Whilst we always strive to progress claims as quickly as possible, we are obliged to act in your best interest which means we cannot act in haste, and we must consider the evidence that is before us. We will always seek to provide regular updates so that you understand the present position of your claim, and ultimately so that you have an approximate idea about when your claim may settle.

You can find out more about what to expect in your claim journey here.

When will I get paid?


There are no set timescales as to when your claim will settle. Much will depend on the third-party insurer’s approach to the claim, their liability decision, and the nature and extent of your injuries. However, we would usually expect the third party to send the money within six weeks of the case being settled. Once we have received and processed the money, we would expect this to appear in your bank (depending on whether you have asked for a cheque or BACS payment) in seven working days.

How will I get my money?


BACS is the preferred method, as it is quicker and more secure than other traditional payment methods. However, if you would prefer payment by cheque then this may also be arranged. We are unable to provide same day transfer/CHAPS/faster payment and we do not provide cash payments. We will request your bank account details and we will keep these updated throughout your claim.

Can I put my money in an account that isn’t mine?


The money has to be paid to a bank account in your name. We have to pay the money to you directly to fulfil our regulatory obligations. If you don’t have a bank account, you will need to set one up. We will hold onto the funds until you have one set up and then we will transfer the money over.
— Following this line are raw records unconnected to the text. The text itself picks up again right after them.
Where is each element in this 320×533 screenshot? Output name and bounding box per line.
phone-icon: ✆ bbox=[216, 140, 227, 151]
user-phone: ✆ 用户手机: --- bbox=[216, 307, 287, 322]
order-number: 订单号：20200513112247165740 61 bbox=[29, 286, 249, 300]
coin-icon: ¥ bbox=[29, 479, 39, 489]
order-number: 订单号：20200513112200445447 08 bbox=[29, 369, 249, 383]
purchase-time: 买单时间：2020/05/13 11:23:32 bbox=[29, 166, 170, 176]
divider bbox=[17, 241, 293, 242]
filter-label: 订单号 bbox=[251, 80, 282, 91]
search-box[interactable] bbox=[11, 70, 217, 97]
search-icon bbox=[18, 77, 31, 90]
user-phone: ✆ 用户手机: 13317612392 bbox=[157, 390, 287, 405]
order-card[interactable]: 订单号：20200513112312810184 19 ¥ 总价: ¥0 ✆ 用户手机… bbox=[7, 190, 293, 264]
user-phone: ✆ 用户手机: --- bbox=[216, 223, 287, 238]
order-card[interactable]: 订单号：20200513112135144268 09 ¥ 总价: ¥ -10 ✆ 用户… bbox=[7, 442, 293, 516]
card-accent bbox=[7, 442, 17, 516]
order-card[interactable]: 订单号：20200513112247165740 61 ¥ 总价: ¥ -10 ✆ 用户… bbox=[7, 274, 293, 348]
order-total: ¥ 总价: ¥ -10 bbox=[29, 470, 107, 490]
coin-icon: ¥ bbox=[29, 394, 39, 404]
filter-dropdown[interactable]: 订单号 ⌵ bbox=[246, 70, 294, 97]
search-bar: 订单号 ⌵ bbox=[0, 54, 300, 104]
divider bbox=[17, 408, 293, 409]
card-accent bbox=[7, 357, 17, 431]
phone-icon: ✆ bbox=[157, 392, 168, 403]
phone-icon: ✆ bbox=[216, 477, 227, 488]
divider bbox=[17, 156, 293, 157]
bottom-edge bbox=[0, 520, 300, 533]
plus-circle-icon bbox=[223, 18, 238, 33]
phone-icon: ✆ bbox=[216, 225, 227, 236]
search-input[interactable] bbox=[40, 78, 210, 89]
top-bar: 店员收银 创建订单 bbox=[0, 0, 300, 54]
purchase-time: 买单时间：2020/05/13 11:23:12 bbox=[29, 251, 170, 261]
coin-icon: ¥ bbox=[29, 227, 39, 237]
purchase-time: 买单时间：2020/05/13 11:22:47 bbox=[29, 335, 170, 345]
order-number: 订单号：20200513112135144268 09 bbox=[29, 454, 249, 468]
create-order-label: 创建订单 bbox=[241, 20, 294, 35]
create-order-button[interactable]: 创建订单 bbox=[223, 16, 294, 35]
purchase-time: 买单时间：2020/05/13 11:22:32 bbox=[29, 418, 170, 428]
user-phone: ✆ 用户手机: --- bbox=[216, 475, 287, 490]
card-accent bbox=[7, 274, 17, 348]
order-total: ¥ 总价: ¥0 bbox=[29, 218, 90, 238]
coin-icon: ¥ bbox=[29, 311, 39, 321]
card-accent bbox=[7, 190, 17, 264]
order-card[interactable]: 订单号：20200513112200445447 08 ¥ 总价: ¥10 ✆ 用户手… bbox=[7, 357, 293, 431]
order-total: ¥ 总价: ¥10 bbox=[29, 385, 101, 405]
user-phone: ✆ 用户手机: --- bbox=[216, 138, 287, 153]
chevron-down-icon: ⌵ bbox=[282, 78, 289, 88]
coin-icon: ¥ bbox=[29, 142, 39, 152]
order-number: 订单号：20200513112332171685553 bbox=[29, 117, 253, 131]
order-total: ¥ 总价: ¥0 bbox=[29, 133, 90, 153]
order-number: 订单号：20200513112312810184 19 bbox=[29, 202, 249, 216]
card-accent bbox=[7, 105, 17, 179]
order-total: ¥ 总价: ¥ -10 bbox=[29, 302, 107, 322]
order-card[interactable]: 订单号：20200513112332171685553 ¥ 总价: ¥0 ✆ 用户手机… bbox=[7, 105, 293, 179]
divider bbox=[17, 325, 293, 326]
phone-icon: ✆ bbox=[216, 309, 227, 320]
When will my child receive their money?


Payment will be made to your child upon their 18th birthday. Until that point, it will be held on account by order of the court.

However, you can apply in writing asking them to release funds that are for the child’s benefit.

You should keep any documentation about their settlement in a safe place in case you need to access this information to make the above application. You should also ensure that you update the court funds office with any changes of address.